Having just posted Gary K. Wolfe’s Locus review of The Shining Girls by Lauren Beukes, it’s timely for me to spend a few minutes adding my own reaction.

To summarize very briefly (since you can read Gary’s summary right there), the novel is about a serial killer, Harper Curtis, in Chicago who occupies a run-down house (‘The House‘) in a deserted part of the city. The house enables him to move back in forth in time — from 1931 to 1993, at least — and inside the house is a room with names of women on the wall. These are the ‘shining girls‘ that Curtis becomes compelled to seek out and murder. The novel alternates, roughly, between Curtis and a young woman, Kirby Mazrachi, who, unbeknownst to Curtis, survived one of his attacks. Kirby subsequently takes a job as an intern at the Chicago Sun Times to try to track him down.

As in any serial killer novel, I suppose, some descriptions of violence are pretty brutal. But Beukes can write tenderly and movingly too, in passages like this, in which she describes the consequences of one victim’s murder:

Her father will never recover. His weight drops away until he becomes a wan parody of the loud and opinionated estate agent who would pick a fight at the barbecue about the game. He loses all interest in selling houses. He tapers off mid-sales pitch, looking at the blank spaces on the wall between the perfect family portraits or worse, at the grouting between the tiles of the en-suite bathroom. He learns to fake it, to clamp the sadness down. At home, he starts cooking. He teaches himself French cuisine. But all food tastes bland to him.

Gary’s review sort of gives away what I might have thought would be a spoiler. No, not whether the bad guy is caught at the end — rather, what’s up with this House, why *these* girls and not others, say. But I’ll continue under the link…

[ show/hide spoiler discussion ]

It’s not a spoiler partly because of the comparison of this book to Audrey Niffenegger’s The Time Traveler’s Wife. Which is to say: there is no explanation for the time travel in this book, any more than there was in that one. It just is. No explanation for why those girls and not others. They just are, they’re victims.

However…. as Gary did not mention in his review… there are suggestions of a Heinleinian “By His Bootstraps” closed loop of causality. The first hint I saw was on page 188 — Curtis gives an old woman the same coat he takes from her later in time (but earlier in the book) — the coat in which he found the key to the House. And then at the very end, when Curtis has been vanquished, a by-passer finds the key that he has dropped, and uses it to enter the house — and this is Bartek, who Curtis earlier/later killed when *he* found the house. So.

Does this ‘explain’ anything, or is it just a bit of cleverness?
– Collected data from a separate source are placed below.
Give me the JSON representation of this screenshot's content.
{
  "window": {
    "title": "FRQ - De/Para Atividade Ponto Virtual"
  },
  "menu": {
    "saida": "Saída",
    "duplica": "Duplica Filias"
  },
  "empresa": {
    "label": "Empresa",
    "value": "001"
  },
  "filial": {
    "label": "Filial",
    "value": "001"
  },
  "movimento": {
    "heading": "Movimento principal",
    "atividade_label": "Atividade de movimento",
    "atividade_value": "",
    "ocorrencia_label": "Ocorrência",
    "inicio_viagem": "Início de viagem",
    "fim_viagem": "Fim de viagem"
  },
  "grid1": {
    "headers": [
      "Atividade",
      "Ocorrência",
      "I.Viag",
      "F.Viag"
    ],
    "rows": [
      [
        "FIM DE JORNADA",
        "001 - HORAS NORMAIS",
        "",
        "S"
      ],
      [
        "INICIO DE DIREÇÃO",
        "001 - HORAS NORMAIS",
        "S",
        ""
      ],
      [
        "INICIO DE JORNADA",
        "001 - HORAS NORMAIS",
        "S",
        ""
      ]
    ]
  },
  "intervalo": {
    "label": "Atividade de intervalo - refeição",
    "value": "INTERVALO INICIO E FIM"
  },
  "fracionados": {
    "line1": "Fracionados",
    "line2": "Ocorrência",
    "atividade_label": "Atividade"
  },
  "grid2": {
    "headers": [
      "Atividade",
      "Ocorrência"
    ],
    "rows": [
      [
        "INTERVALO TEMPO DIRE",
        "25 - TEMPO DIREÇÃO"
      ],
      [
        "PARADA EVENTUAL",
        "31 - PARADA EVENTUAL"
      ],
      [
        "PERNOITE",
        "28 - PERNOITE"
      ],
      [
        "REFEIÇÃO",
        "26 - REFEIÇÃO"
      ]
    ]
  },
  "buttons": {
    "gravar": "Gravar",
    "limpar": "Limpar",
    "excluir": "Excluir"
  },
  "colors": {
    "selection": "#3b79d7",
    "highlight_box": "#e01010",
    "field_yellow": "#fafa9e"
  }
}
I think these are nods to readers who might recognize such allusions — as Gary mentioned, Beukes is apparently genre-savvy — but aren’t actually intended as explanations in the Heinleinian sense, or any science fictional sense. So I guess the point is, and Gary’s point in his review is, that devices like time travel are so taken for granted in popular culture that they don’t need ‘explanation’ or justification anymore.

Unless you’re expecting hard-headed rational science fiction, which this book obviously isn’t. The result instead is, here we have a time travel novel that is not, as most time travel novels are, science fiction.